2) 'but' is in the first line, not the second, and that's on purpose...and that's how I like it. I know that makes it jagged, I like jagged edges. I like pretty sounds. I never 'alliterize' on purpose, I write what I hear...and sometimes there's alliteration. Sometimes there's something else. I don't 'prod' anything around, I just write what I hear in my head. And I don't always want definitive lines, I don't always care for them in poetry OR prose, mine or someone else's. One reason I'm a fan of Gabe's stuff.

3) Bicentennial is the word I meant. It refers to 1976. There were commerative coins struck. A bicentennial coin is shiny, like the 1976 dollar in my jewelry box, because you don't use it, you save it. Also, it's something historical in History class. So I don't see how changing 'bicentennial' to 'penny' would be at all good (do you think 'bicentennial' means 'tuppence'?). The boy shines in my memory LIKE a shiny coin. If you don't like this line, fine, but I like it okay just as it is, thanks.

Don't you find it difficult always to be so correct, Professor Higgins?

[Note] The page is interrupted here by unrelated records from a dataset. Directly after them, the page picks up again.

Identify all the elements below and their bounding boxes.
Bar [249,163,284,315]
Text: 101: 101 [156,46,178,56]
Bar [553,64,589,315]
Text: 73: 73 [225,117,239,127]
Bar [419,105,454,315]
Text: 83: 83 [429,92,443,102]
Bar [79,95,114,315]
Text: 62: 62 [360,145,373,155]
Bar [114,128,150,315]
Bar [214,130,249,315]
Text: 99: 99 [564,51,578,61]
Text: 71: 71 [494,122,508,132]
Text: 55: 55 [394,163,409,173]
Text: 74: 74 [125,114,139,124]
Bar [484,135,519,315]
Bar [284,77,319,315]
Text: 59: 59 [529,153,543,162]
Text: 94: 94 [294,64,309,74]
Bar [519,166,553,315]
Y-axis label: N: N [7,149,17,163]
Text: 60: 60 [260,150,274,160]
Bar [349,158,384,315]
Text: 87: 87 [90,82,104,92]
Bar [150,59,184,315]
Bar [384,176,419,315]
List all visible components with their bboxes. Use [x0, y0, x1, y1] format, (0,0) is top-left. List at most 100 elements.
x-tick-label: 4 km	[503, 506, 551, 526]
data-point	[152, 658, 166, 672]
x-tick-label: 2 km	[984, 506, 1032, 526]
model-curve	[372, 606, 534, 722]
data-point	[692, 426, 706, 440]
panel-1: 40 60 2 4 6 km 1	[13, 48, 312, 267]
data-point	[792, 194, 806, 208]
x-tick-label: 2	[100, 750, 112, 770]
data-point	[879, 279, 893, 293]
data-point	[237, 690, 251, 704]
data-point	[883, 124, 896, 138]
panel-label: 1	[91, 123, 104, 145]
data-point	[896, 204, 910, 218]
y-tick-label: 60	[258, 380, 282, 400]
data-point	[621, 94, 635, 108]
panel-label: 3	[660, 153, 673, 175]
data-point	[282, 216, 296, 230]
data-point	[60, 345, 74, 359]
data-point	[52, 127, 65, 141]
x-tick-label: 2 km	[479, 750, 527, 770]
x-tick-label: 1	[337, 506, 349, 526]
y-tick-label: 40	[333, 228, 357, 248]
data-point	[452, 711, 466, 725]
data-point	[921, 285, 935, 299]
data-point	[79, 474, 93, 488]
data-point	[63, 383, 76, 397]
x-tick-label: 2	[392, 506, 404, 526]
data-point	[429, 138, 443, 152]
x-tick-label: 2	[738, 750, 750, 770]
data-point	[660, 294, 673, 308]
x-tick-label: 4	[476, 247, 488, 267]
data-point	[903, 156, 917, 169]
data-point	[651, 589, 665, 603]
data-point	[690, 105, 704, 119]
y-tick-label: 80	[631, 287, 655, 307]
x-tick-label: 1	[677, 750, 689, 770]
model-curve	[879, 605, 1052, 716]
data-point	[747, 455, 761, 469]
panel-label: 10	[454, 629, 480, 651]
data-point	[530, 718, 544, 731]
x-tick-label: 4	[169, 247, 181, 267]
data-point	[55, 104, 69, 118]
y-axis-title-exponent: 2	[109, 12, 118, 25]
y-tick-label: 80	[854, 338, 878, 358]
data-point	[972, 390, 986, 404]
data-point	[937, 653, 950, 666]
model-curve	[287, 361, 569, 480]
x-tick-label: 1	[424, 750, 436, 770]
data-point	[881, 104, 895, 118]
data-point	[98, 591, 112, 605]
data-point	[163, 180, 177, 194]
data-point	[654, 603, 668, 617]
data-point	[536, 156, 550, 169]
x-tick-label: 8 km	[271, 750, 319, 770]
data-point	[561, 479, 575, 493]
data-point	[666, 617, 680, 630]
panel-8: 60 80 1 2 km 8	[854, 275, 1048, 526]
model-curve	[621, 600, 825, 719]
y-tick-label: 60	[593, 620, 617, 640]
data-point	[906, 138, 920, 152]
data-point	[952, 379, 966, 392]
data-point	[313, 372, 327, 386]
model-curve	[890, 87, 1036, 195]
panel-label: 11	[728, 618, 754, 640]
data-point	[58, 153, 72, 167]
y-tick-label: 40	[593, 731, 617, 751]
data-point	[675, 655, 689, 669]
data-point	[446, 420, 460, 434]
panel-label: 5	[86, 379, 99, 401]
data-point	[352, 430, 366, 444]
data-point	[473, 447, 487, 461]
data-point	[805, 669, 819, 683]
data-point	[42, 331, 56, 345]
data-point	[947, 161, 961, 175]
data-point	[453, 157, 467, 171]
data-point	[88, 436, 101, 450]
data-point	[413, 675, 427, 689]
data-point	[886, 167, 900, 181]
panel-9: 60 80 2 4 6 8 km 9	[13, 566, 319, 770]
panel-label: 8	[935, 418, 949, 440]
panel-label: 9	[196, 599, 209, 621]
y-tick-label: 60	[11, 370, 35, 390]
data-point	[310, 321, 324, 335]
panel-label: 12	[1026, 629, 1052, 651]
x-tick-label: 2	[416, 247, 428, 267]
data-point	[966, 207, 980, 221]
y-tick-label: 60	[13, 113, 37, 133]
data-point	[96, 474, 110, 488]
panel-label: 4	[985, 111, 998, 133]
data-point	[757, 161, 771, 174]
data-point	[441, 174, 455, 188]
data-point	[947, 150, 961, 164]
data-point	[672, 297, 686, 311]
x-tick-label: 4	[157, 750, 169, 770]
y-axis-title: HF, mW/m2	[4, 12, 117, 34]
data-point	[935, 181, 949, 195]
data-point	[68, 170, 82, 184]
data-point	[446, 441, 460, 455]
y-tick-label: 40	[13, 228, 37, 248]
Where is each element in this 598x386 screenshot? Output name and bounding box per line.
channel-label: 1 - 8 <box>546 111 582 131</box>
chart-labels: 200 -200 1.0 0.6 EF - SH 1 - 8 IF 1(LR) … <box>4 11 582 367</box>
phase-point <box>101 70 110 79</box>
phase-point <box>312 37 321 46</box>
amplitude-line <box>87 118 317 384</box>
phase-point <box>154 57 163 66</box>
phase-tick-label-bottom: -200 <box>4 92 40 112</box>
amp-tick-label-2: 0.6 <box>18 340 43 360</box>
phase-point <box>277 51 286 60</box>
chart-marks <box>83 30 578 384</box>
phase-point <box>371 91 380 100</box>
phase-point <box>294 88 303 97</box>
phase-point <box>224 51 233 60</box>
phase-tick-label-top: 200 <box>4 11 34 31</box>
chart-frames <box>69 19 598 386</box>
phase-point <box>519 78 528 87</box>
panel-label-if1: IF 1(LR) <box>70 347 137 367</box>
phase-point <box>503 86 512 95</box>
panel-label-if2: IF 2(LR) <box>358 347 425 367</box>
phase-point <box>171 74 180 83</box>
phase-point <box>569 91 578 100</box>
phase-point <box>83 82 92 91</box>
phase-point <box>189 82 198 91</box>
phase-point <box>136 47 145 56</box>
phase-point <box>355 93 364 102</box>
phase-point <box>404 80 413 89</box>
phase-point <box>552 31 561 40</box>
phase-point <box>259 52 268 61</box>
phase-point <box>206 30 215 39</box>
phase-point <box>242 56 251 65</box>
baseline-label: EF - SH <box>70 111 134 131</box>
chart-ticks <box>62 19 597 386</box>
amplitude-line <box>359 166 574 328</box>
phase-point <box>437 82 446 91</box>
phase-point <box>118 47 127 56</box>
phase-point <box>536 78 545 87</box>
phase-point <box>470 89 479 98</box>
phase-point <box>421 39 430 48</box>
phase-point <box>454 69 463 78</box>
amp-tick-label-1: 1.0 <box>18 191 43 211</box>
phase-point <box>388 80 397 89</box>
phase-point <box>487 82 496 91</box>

4) I would change the meaning AND change what I heard in my head were I to make those changes and, further, I see no point. The last line is MEANT to be the way it is and there's nothing wrong with the syntax. It is deliberately not simple usage but it is correct usage...and even if it wasn't, it would still be what I want there. Removing 'me' would ruin the last line, in my opinion. And, as I say, I like the structure, the order of the words, in the second to last line. Of course, since you started out by saying you 'rather like the ending', this is all a bit...

5) It is difficult to take you as anything other than what you are, Dear Henry. Perhaps you could try another key?

And I have now written more words in a post than are contained in the poem it discusses.